How to not disappoint your teammate (video transcript)

One of the biggest issues is that we wanna say yes to our teammates. They want our help, and we wanna deliver.

But how many times have you said yes to someone only to immediately regret adding another to-do to your list. You get that feeling in the pit of your stomach because you’ve taken on too much, and you have to choose between short-changing your own priorities or disappointing your teammate. Argh!

Here are some alternatives to setting yourself up to disappoint.

First, question the scope of the work. It’s possible that your colleague has blown the project out of proportion. A few questions about the purpose and objective might help to rein it in to a more manageable size. You can try questions such as “Who is this for?” or “How will the output be used?” From that, you might be able to suggest efficient ways of doing the work.

Another really important tactic is to reduce the scope of your assistance. I find people tend to dump an entire project on you when all they really need from you is one specific part of the project. For example, someone might say, “You know that ACME customer best so you can prepare the presentation for their visit next week.” You can ask, “What made you come to me on this?” or “What specifically do you need me to do?” When they tell you that you know ACME better than anyone else, you can offer to write the introduction only of the presentation or to review their draft and make some suggestions. Those are much more reasonable requests and ones you’ll be able to accommodate without throwing your own priorities out the window.

Also, it’s important to put it in context. Always put your assistance in context if there are any reasons why you might not be able to deliver a hundred percent. You need to communicate those reasons upfront.
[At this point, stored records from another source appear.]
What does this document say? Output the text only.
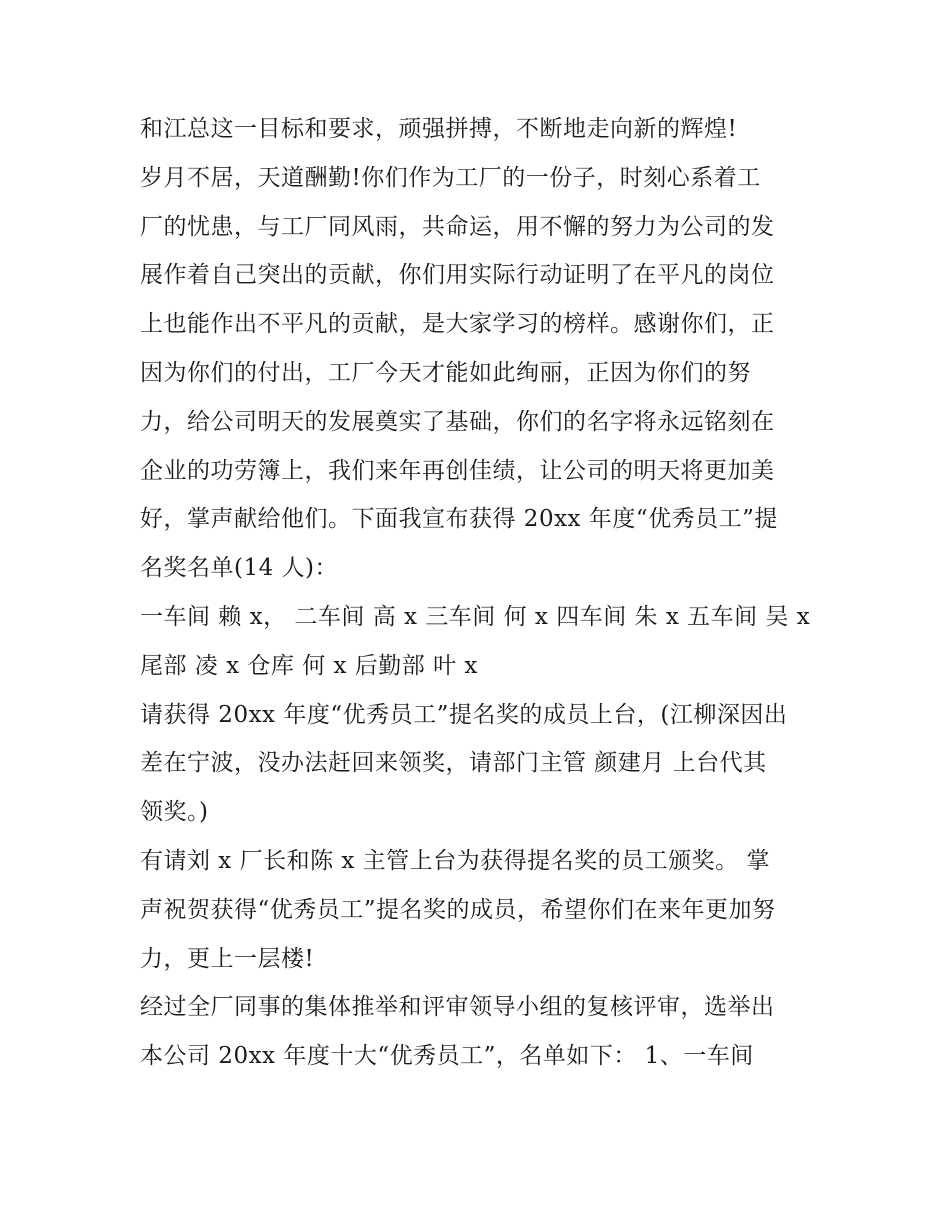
和江总这一目标和要求，顽强拼搏，不断地走向新的辉煌!
岁月不居，天道酬勤!你们作为工厂的一份子，时刻心系着工
厂的忧患，与工厂同风雨，共命运，用不懈的努力为公司的发
展作着自己突出的贡献，你们用实际行动证明了在平凡的岗位
上也能作出不平凡的贡献，是大家学习的榜样。感谢你们，正
因为你们的付出，工厂今天才能如此绚丽，正因为你们的努
力，给公司明天的发展奠实了基础，你们的名字将永远铭刻在
企业的功劳簿上，我们来年再创佳绩，让公司的明天将更加美
好，掌声献给他们。下面我宣布获得 20xx 年度“优秀员工”提
名奖名单(14 人)：
一车间 赖 x， 二车间 高 x 三车间 何 x 四车间 朱 x 五车间 吴 x
尾部 凌 x 仓库 何 x 后勤部 叶 x
请获得 20xx 年度“优秀员工”提名奖的成员上台，(江柳深因出
差在宁波，没办法赶回来领奖，请部门主管 颜建月 上台代其
领奖。)
有请刘 x 厂长和陈 x 主管上台为获得提名奖的员工颁奖。 掌
声祝贺获得“优秀员工”提名奖的成员，希望你们在来年更加努
力，更上一层楼!
经过全厂同事的集体推举和评审领导小组的复核评审，选举出
本公司 20xx 年度十大“优秀员工”，名单如下： 1、一车间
For example, if you haven’t done that particular task before, be clear. “I’ll do my best, but I don’t have any experience working in PowerPoint.” Or if you have other priorities that might take precedent, “I can protect three hours this week to work on this, but the rest of the time, I need to be working on my pitch for the Alpha Project.” It’s probably true that in a fast-paced and interdependent workplace that you’re bound to disappoint someone at some point, but you can greatly reduce the frequency and the severity of that disappointment by better managing expectations upfront. Help your teammate right size the work.

Make sure that you focus only on your contribution that’s unique to you, and then provide all the constraints upfront so they don’t become excuses later.

That’s how you avoid disappointing a teammate.